Closed meawoppl closed 1 year ago
Further inspection has revealed that entry #118329 is also missing.
This is looking like a simple error in the numbering, not missing data.
The two catalog entries on either side of the missing ID are:
HYG 118139 = NN 3153 HYG 118141 = NN 3156
where "NN" is an obsolete label for an addition to the Gliese catalog (later versions of HYG use "GJ" for these).
These two entries occur in a block of data that came entirely from the Gliese catalog (no HIP or HR numbers) in RA order. As a result, I checked the Gliese catalog for the nearby catalog entries in RA to see if one of them was missing, a sign that a row had been accidentally deleted at some point. They are, in order:
NN 3153 = HYG 118139 NN 3154 Gl 96 Wo 9079 NN 3155 Gl 97 Gl 97.1 NN 3156 = HYG 118141
All entries between NN 3153 and NN 3156 are accounted for elsewhere in the catalog (specifically, they all corresponded to a star with a HIP ID).
A similar analysis for the stars adjacent to the ID 118329 also shows all Gliese stars in the appropriate RA range are accounted for.
I don't know exactly what happened here, but there appears to be no data loss.

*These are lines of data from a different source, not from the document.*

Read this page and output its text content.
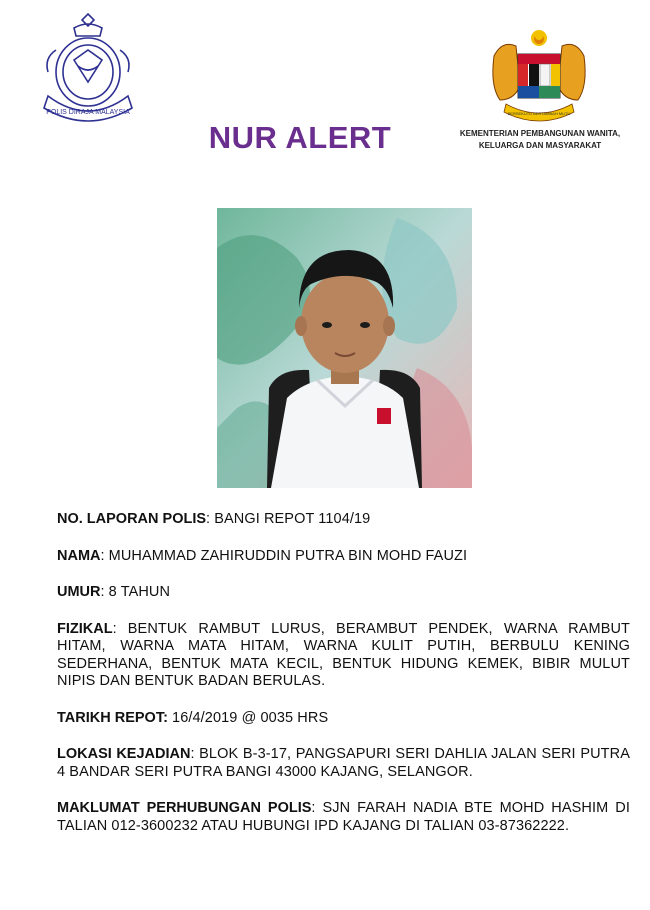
POLIS DIRAJA MALAYSIA	BERSEKUTU BERTAMBAH MUTU
NUR ALERT	KEMENTERIAN PEMBANGUNAN WANITA,
KELUARGA DAN MASYARAKAT

NO. LAPORAN POLIS: BANGI REPOT 1104/19

NAMA: MUHAMMAD ZAHIRUDDIN PUTRA BIN MOHD FAUZI

UMUR: 8 TAHUN

FIZIKAL: BENTUK RAMBUT LURUS, BERAMBUT PENDEK, WARNA RAMBUT HITAM, WARNA MATA HITAM, WARNA KULIT PUTIH, BERBULU KENING SEDERHANA, BENTUK MATA KECIL, BENTUK HIDUNG KEMEK, BIBIR MULUT NIPIS DAN BENTUK BADAN BERULAS.

TARIKH REPOT: 16/4/2019 @ 0035 HRS

LOKASI KEJADIAN: BLOK B-3-17, PANGSAPURI SERI DAHLIA JALAN SERI PUTRA 4 BANDAR SERI PUTRA BANGI 43000 KAJANG, SELANGOR.

MAKLUMAT PERHUBUNGAN POLIS: SJN FARAH NADIA BTE MOHD HASHIM DI TALIAN 012-3600232 ATAU HUBUNGI IPD KAJANG DI TALIAN 03-87362222.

No sign of data loss with the missing IDs. It's possible that at some point, there was an erroneous row (e.g., a duplicate) that was deleted.
Renumbering the catalog would break continuity with existing data references, so I am leaving these gaps in the ID sequence alone for now.
The catalogue
hygdata_v3.csv
skips between entries 118139 and 118141 omitting one entry.I suspect this is unintentional, as the sequence of ID's is otherwise unbroken.